Ein schwerer Unfall hat sich am frühen Morgen auf der Autobahn 12 bei Fürstenwalde in Brandenburg ereignet. Eine 35-jährige Frau verlor laut Polizeiangaben die Kontrolle über ihr Fahrzeug, nachdem sie während der Fahrt einen akuten Asthma-Anfall erlitt. Der Wagen geriet ins Schleudern, fuhr von der Fahrbahn ab und prallte gegen eine Leitplanke.

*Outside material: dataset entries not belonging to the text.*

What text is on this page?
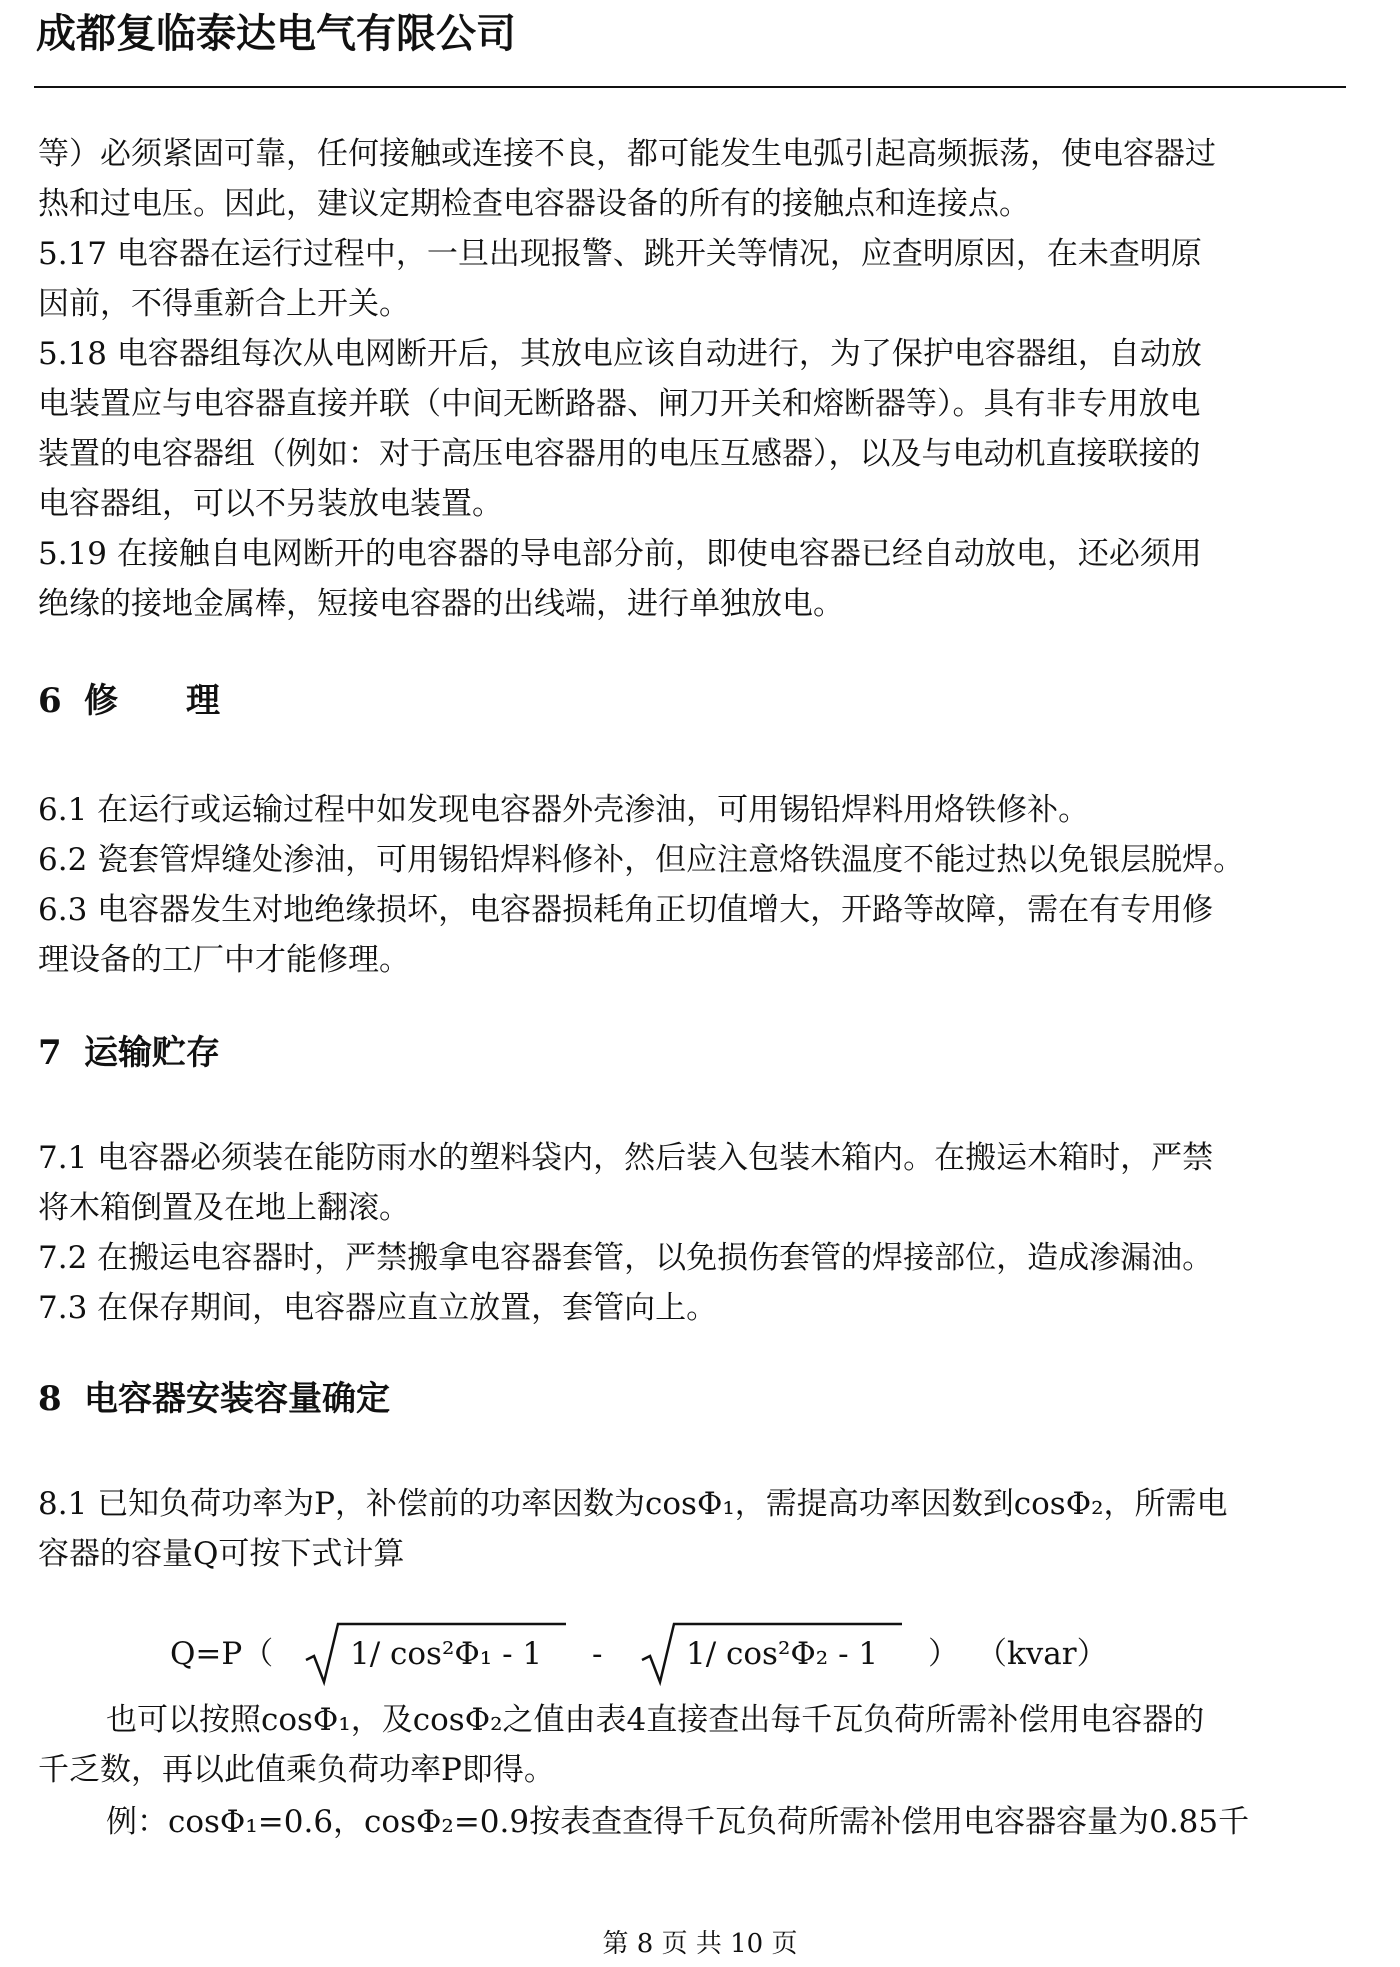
成都复临泰达电气有限公司
等）必须紧固可靠，任何接触或连接不良，都可能发生电弧引起高频振荡，使电容器过
热和过电压。因此，建议定期检查电容器设备的所有的接触点和连接点。
5.17 电容器在运行过程中，一旦出现报警、跳开关等情况，应查明原因，在未查明原
因前，不得重新合上开关。
5.18 电容器组每次从电网断开后，其放电应该自动进行，为了保护电容器组，自动放
电装置应与电容器直接并联（中间无断路器、闸刀开关和熔断器等）。具有非专用放电
装置的电容器组（例如：对于高压电容器用的电压互感器），以及与电动机直接联接的
电容器组，可以不另装放电装置。
5.19 在接触自电网断开的电容器的导电部分前，即使电容器已经自动放电，还必须用
绝缘的接地金属棒，短接电容器的出线端，进行单独放电。
6 修 理
6.1 在运行或运输过程中如发现电容器外壳渗油，可用锡铅焊料用烙铁修补。
6.2 瓷套管焊缝处渗油，可用锡铅焊料修补，但应注意烙铁温度不能过热以免银层脱焊。
6.3 电容器发生对地绝缘损坏，电容器损耗角正切值增大，开路等故障，需在有专用修
理设备的工厂中才能修理。
7 运输贮存
7.1 电容器必须装在能防雨水的塑料袋内，然后装入包装木箱内。在搬运木箱时，严禁
将木箱倒置及在地上翻滚。
7.2 在搬运电容器时，严禁搬拿电容器套管，以免损伤套管的焊接部位，造成渗漏油。
7.3 在保存期间，电容器应直立放置，套管向上。
8 电容器安装容量确定
8.1 已知负荷功率为P，补偿前的功率因数为cosΦ₁，需提高功率因数到cosΦ₂，所需电
容器的容量Q可按下式计算
Q=P（ 1/ cos²Φ₁ - 1 -	1/ cos²Φ₂ - 1 ） （kvar）
也可以按照cosΦ₁，及cosΦ₂之值由表4直接查出每千瓦负荷所需补偿用电容器的
千乏数，再以此值乘负荷功率P即得。
例：cosΦ₁=0.6，cosΦ₂=0.9按表查查得千瓦负荷所需补偿用电容器容量为0.85千
第 8 页 共 10 页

Die Fahrerin sowie ihre beiden Kinder, die auf dem Rücksitz saßen, wurden bei dem Unfall schwer verletzt. Sie wurden von Rettungskräften vor Ort erstversorgt und anschließend mit mehreren Rettungswagen in umliegende Krankenhäuser gebracht. Lebensgefahr besteht nach aktuellem Stand nicht, jedoch erfordern die Verletzungen eine längere stationäre Behandlung.
Die Autobahn musste für mehrere Stunden voll gesperrt werden, um die Unfallstelle zu sichern, den Unfallwagen zu bergen und die beschädigte Leitplanke zu reparieren. Laut Polizei kam es zu erheblichen Verkehrsbehinderungen in Richtung Frankfurt (Oder). Sachverständige nahmen den Unfallort genau unter die Lupe, um den genauen Ablauf zu rekonstruieren.
Der Vorfall wirft erneut die Frage auf, wie Autofahrende mit gesundheitlichen Risiken im Straßenverkehr umgehen sollten. Mediziner raten Personen mit schweren Atemwegserkrankungen, vor Fahrten stets ihre Medikamente griffbereit zu haben und bei Anzeichen einer Verschlechterung das Fahren zu vermeiden. Die Polizei in Brandenburg betont, dass Gesundheit und Verkehrssicherheit eng miteinander verbunden seien – besonders auf stark befahrenen Autobahnen wie der A12.